Look at all those taillights! When it’s time to go, it’s time to go.
I was at Philadelphia’s city hall (quite the building!) for a tour when the building lost power, forcing an evacuation and cutting our tour short. Milling around in one of the entrances were a bunch of people who had similarly had their business at city hall abruptly interrupted.
New Jersey and Pennsylvania are divided by the Delaware River, site of some serious naval shipyards.
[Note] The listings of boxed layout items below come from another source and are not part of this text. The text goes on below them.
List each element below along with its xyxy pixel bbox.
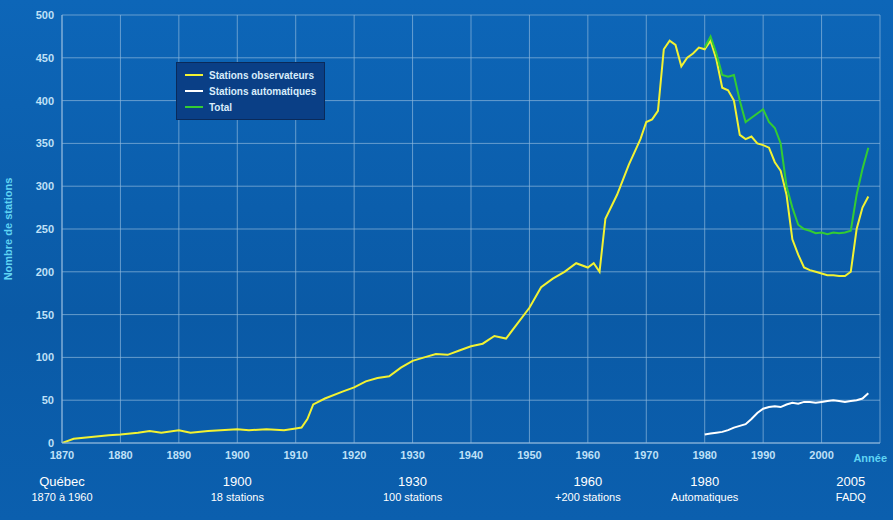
svg-text:1950: 1950 (517, 449, 541, 461)
svg-text:350: 350 (36, 137, 54, 149)
svg-text:100: 100 (36, 351, 54, 363)
html-text:Année: Année (853, 452, 887, 464)
svg-text:1870: 1870 (50, 449, 74, 461)
svg-text:500: 500 (36, 9, 54, 21)
svg-text:1910: 1910 (283, 449, 307, 461)
svg-text:1990: 1990 (751, 449, 775, 461)
svg-text:250: 250 (36, 223, 54, 235)
svg-text:400: 400 (36, 95, 54, 107)
svg-text:1900: 1900 (225, 449, 249, 461)
svg-text:50: 50 (42, 394, 54, 406)
svg-text:150: 150 (36, 309, 54, 321)
html-text:Total: Total (209, 101, 233, 113)
html-text:Québec: Québec (39, 474, 85, 489)
svg-text:1890: 1890 (167, 449, 191, 461)
svg-text:1920: 1920 (342, 449, 366, 461)
html-text:1960: 1960 (573, 474, 603, 489)
html-text:2005: 2005 (836, 474, 866, 489)
svg-text:200: 200 (36, 266, 54, 278)
svg-text:1960: 1960 (576, 449, 600, 461)
svg-text:1980: 1980 (692, 449, 716, 461)
svg-text:2000: 2000 (809, 449, 833, 461)
svg-text:1940: 1940 (459, 449, 483, 461)
html-text:1930: 1930 (398, 474, 427, 489)
svg-text:Nombre de stations: Nombre de stations (2, 178, 14, 281)
html-text:Stations observateurs: Stations observateurs (209, 69, 314, 81)
html-text:Automatiques: Automatiques (671, 491, 739, 503)
html-text:+200 stations: +200 stations (555, 491, 621, 503)
html-text:100 stations: 100 stations (382, 491, 443, 503)
html-text:FADQ: FADQ (835, 491, 866, 503)
html-text:18 stations: 18 stations (210, 491, 264, 503)
html-text:1870 à 1960: 1870 à 1960 (31, 491, 93, 503)
svg-text:300: 300 (36, 180, 54, 192)
html-text:1900: 1900 (222, 474, 252, 489)
svg-text:0: 0 (48, 437, 54, 449)
svg-text:1930: 1930 (400, 449, 424, 461)
svg-text:1880: 1880 (108, 449, 132, 461)
html-text:1980: 1980 (690, 474, 720, 489)
svg-text:1970: 1970 (634, 449, 658, 461)
svg-text:450: 450 (36, 52, 54, 64)
html-text:Stations automatiques: Stations automatiques (209, 85, 317, 97)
In black and white, the whole region takes on a seriously twentieth-century look.
Rodin’s “The Gates of Hell,” Rodin Museum, Philadelphia.
Photo of “Iroquois” by Mark di Suvero.
Moving your belongings in and out of a house is hard enough on a normal street, I can hardly imagine what it’s like to navigate the narrow Elfreth’s alley, America’s oldest residential street.
It must have been nice to be Washington, being able to hang out in a nice new house while your soldiers had to hang out in slapped together cabins during the harsh winter in Valley Forge.
The mosaics on Philadelphia’s South Street are definitely something to see, and a nice contrast to the red brick buildings.
Keeping with the theme of great things being surprisingly small, Independence Hall.
Apart from being a lot smaller than I expected, being able to get so close to the Liberty Bell in person is amazing.